Paragraph 1.27 of the Guidelines reads:
“The degree of permanent impairment resulting from pre-existing impairments should not be included in the final calculation of permanent impairment if those impairments are not related to the compensable injury. The assessor needs to take account of all available evidence to calculate the degree of permanent impairment that pre-existed the injury.”
The report of the MRI scan dated 5 January 2017 is set out above as are Dr Al Khawaja’s operation findings. Those documents show that Mr McDermott suffered an injury to the L3/4 disc. The Medical Assessor, and both of the independent medical examiners, agreed that was the site of the injury.
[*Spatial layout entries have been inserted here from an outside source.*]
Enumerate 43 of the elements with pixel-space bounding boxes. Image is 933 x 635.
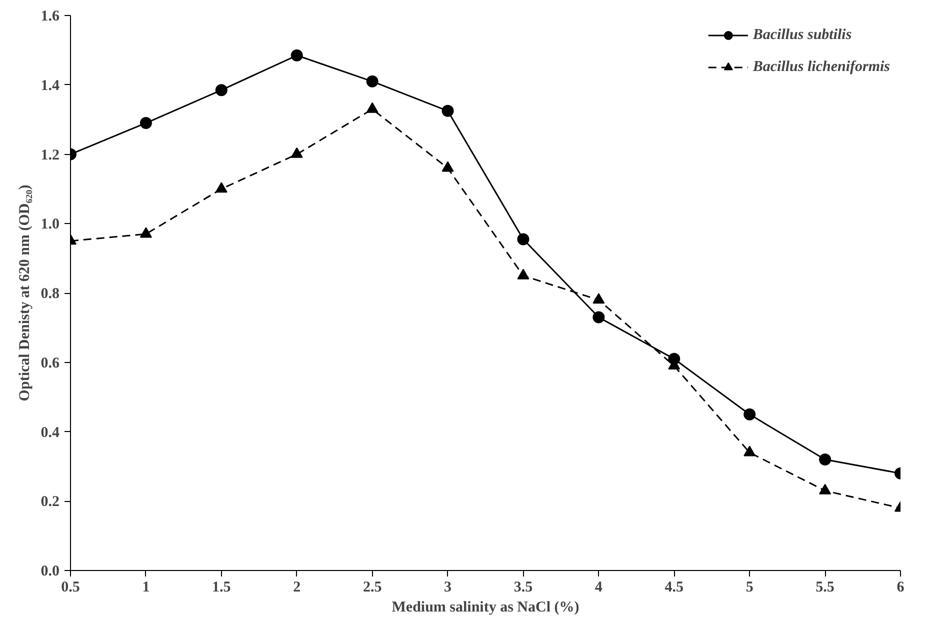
point [744,408,756,420]
point [442,161,454,172]
point [215,84,228,96]
point [140,227,152,238]
x-tick-label: 4 [594,580,603,596]
x-tick-label: 5 [746,580,754,596]
point [517,233,530,246]
legend-label: Bacillus licheniformis [752,58,890,76]
y-tick-label: 1.4 [40,78,60,94]
y-tick-label: 0.4 [40,424,60,441]
y-tick-label: 1.6 [40,8,60,24]
legend-label: Bacillus subtilis [752,26,852,44]
x-tick-label: 2 [293,580,301,596]
y-tick-label: 1.0 [40,216,60,233]
x-tick-label: 3 [444,580,452,596]
x-axis-title: Medium salinity as NaCl (%) [392,600,580,616]
x-tick-label: 1 [142,580,150,596]
y-tick-label: 0.2 [40,494,60,510]
point [744,446,756,456]
point [819,484,832,494]
x-tick-label: 0.5 [61,580,80,596]
point [819,454,832,466]
point [366,75,378,88]
point [592,293,605,304]
y-tick-label: 0.0 [40,564,60,580]
point [366,102,378,113]
point [140,117,152,130]
point [215,182,228,193]
point [592,311,605,324]
y-tick-label: 0.8 [40,286,60,302]
y-axis-title: Optical Denisty at 620 nm (OD₆₂₀) [16,184,33,402]
x-tick-label: 3.5 [514,580,533,596]
x-tick-label: 1.5 [212,580,231,596]
x-tick-label: 2.5 [362,580,382,596]
y-tick-label: 1.2 [40,147,60,164]
x-tick-label: 6 [896,580,905,596]
point [517,268,530,280]
x-tick-label: 5.5 [816,580,834,596]
y-tick-label: 0.6 [40,355,60,372]
point [442,104,454,117]
point [290,49,303,62]
x-tick-label: 4.5 [664,580,684,596]
point [290,147,303,158]
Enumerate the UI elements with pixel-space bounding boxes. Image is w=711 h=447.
The Medical Assessor assessed that injury as he was required to do under AMA 5 and the Guidelines. An injury resulting in surgery to the L3/4 disc required assessment in DRE Lumbar Category III. As required by paragraph 1.27 of the Guidelines, the Medical Assessor made that assessment without regard to the previous injury at L5/S1 and the degenerative changes at L4/5 shown on the 2017 scan.
Dr Miniter accepted that the 2016 injury was to the L3/4 disc. His primary assessment was the same as the Medical Assessor. His reason for making a deduction of 25% was pre-existing pathology. However, that pathology was at a different level to the site of the injury which he was asked to assess. He did not explain why the deduction was warranted in those circumstances and his assessment is inconsistent with the Guidelines. It cannot be said that the pre-existing pathology made a difference to the assessment required as a result of the L3/4 injury.
The Medical Assessor in this case did what was required of him and the assessment made in respect of the 2016 injury was warranted. There was no basis for a deduction under s 323.
For these reasons, the Appeal Panel has determined that the MAC issued on 8 December 2021 should be confirmed.